Publication: Monitor Volume: 6 Issue: 237
Shirvani Basaev, brother of Chechen rebel field commander Shamil Basaev, was reportedly killed by federal forces this week, as was Ruslan Tsagaraev, chief of staff of the separatist forces. The news that Basaev and Tsagaraev had been killed was first reported on December 18 by Federal Security Service sources and confirmed later that day by an official in the office of Sergei Yastrzhembsky, President Vladimir Putin’s spokesman on Chechnya.

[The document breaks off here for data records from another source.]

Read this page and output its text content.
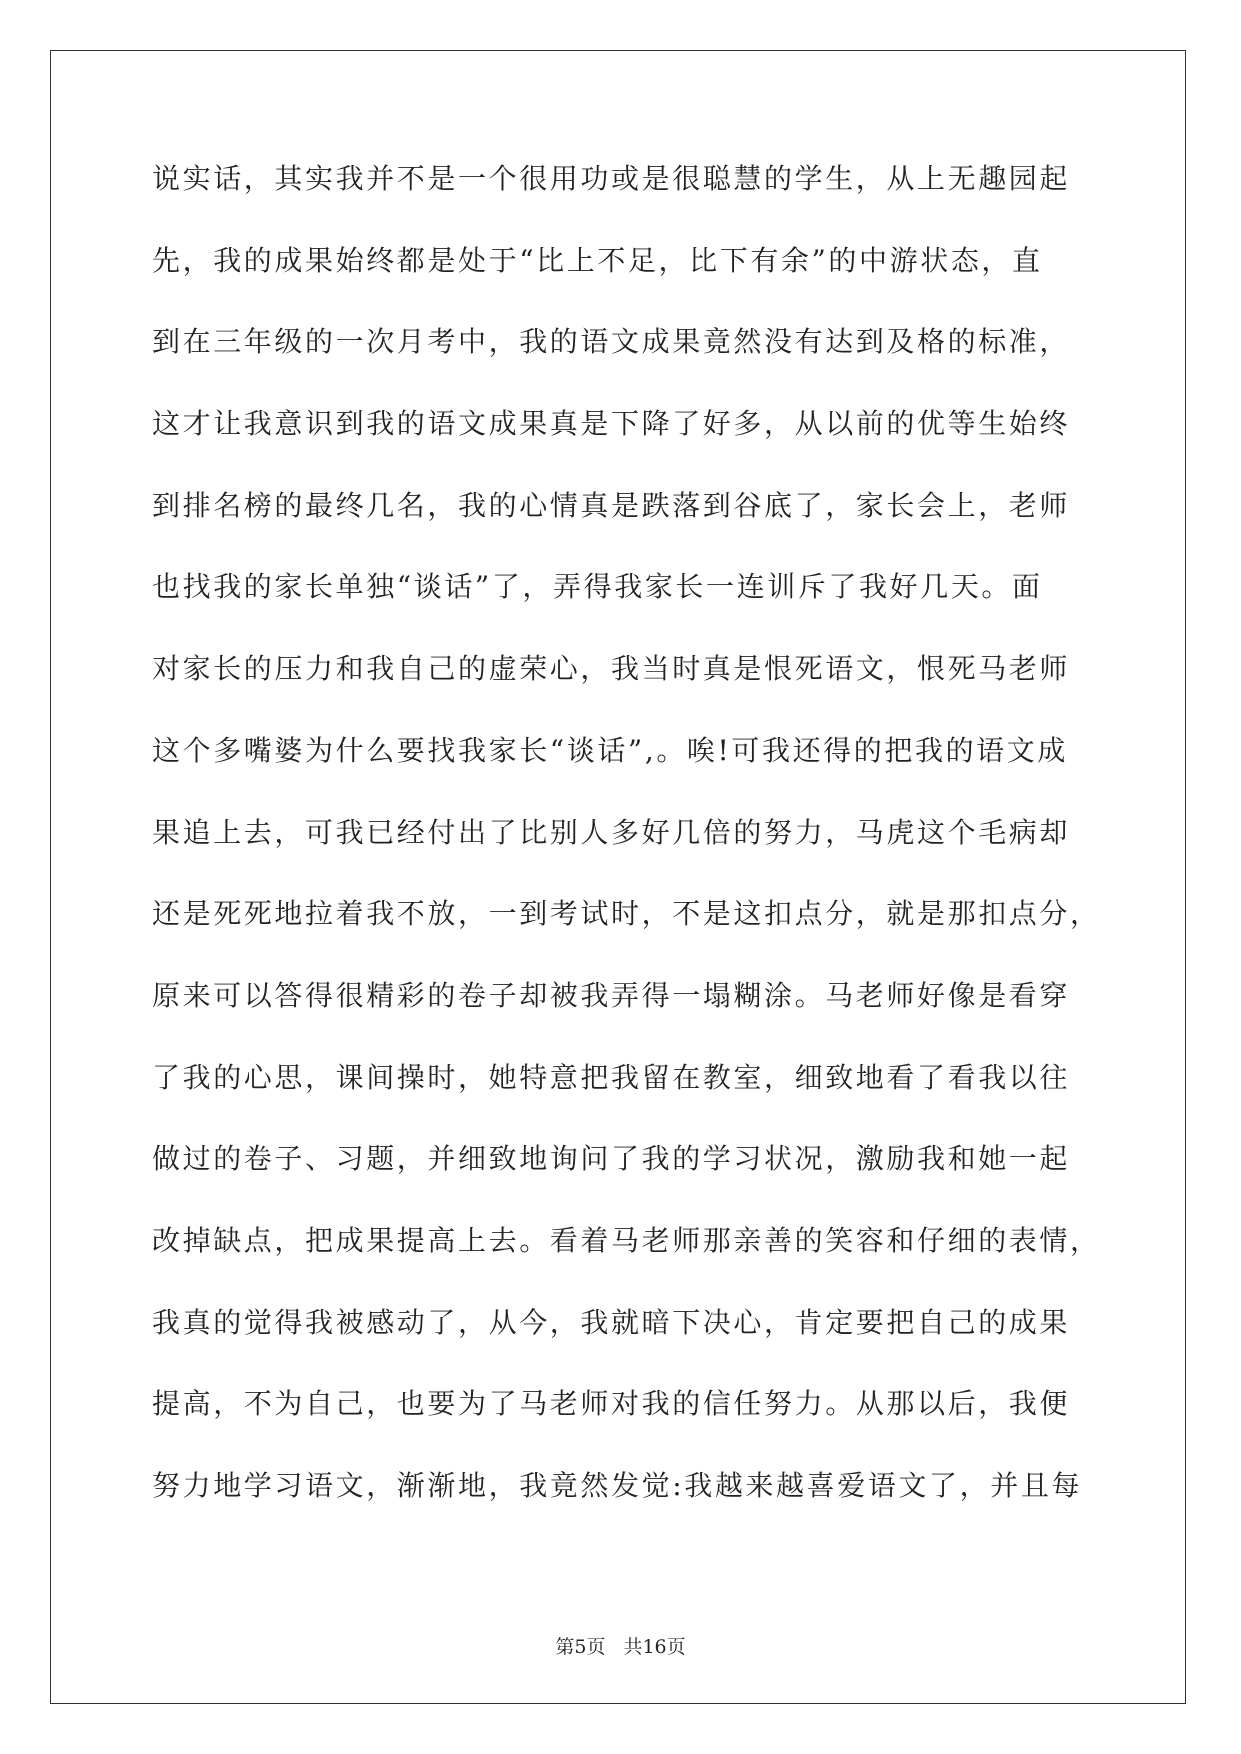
说实话，其实我并不是一个很用功或是很聪慧的学生，从上无趣园起
先，我的成果始终都是处于“比上不足，比下有余”的中游状态，直
到在三年级的一次月考中，我的语文成果竟然没有达到及格的标准，
这才让我意识到我的语文成果真是下降了好多，从以前的优等生始终
到排名榜的最终几名，我的心情真是跌落到谷底了，家长会上，老师
也找我的家长单独“谈话”了，弄得我家长一连训斥了我好几天。面
对家长的压力和我自己的虚荣心，我当时真是恨死语文，恨死马老师
这个多嘴婆为什么要找我家长“谈话”,。唉!可我还得的把我的语文成
果追上去，可我已经付出了比别人多好几倍的努力，马虎这个毛病却
还是死死地拉着我不放，一到考试时，不是这扣点分，就是那扣点分，
原来可以答得很精彩的卷子却被我弄得一塌糊涂。马老师好像是看穿
了我的心思，课间操时，她特意把我留在教室，细致地看了看我以往
做过的卷子、习题，并细致地询问了我的学习状况，激励我和她一起
改掉缺点，把成果提高上去。看着马老师那亲善的笑容和仔细的表情，
我真的觉得我被感动了，从今，我就暗下决心，肯定要把自己的成果
提高，不为自己，也要为了马老师对我的信任努力。从那以后，我便
努力地学习语文，渐渐地，我竟然发觉:我越来越喜爱语文了，并且每
第5页 共16页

According to that official, Basaev was buried in the Vedeno region, and the federal forces know the exact site of the grave (Russian agencies, December 18).
If Shirvani Basaev was indeed killed, the event hardly ranks as a great military success by the federal forces. Shamil Basaev’s younger brother was known mainly as the brother of “Terrorist No. 1,” as Shamil Basaev is known in the Russian press. While Shirvani tried to copy his brother’s look and manner of behavior, he did not participate in a single large-scale operation during either the 1994-1996 war or the current one. Were it not for his brother, Shirvani Basaev would be nothing more than an obscure Chechen rebel field commander.
Meanwhile, last week the federal forces claimed another major success: They reported that Chechen President Aslan Maskhadov had been wounded on November 7 in a special operation which also killed his driver and two members of his bodyguard. The Chechen side, however, has denied this claim (Russian agencies, kavkaz.org, December 13). Indeed, the report should be viewed skeptically. The Kremlin has on more than one occasion announced the wounding or even the death of a well-known Chechen rebel field commander, and the report has turned out to be false. Indeed, it is difficult to know why the Kremlin announced Maskhadov’s wounding more than a month after it supposedly took place. If Maskhadov were in fact wounded, then it would have to be seen as a major victory for Moscow (Russian agencies, December 13). The Russian forces also claimed last week that they had captured one of the Akhmadov brothers in a special operation. The brothers, both of whom are Chechen rebel field commanders, became among the main “specialists” in hostage-taking between the two Chechen wars. They were reportedly involved in the kidnapping and murder of four Western telecommunications workers in 1998 and the kidnapping of Camilla Carr and Jon James, the British aid workers who were seized in 1997 and freed fourteen months later.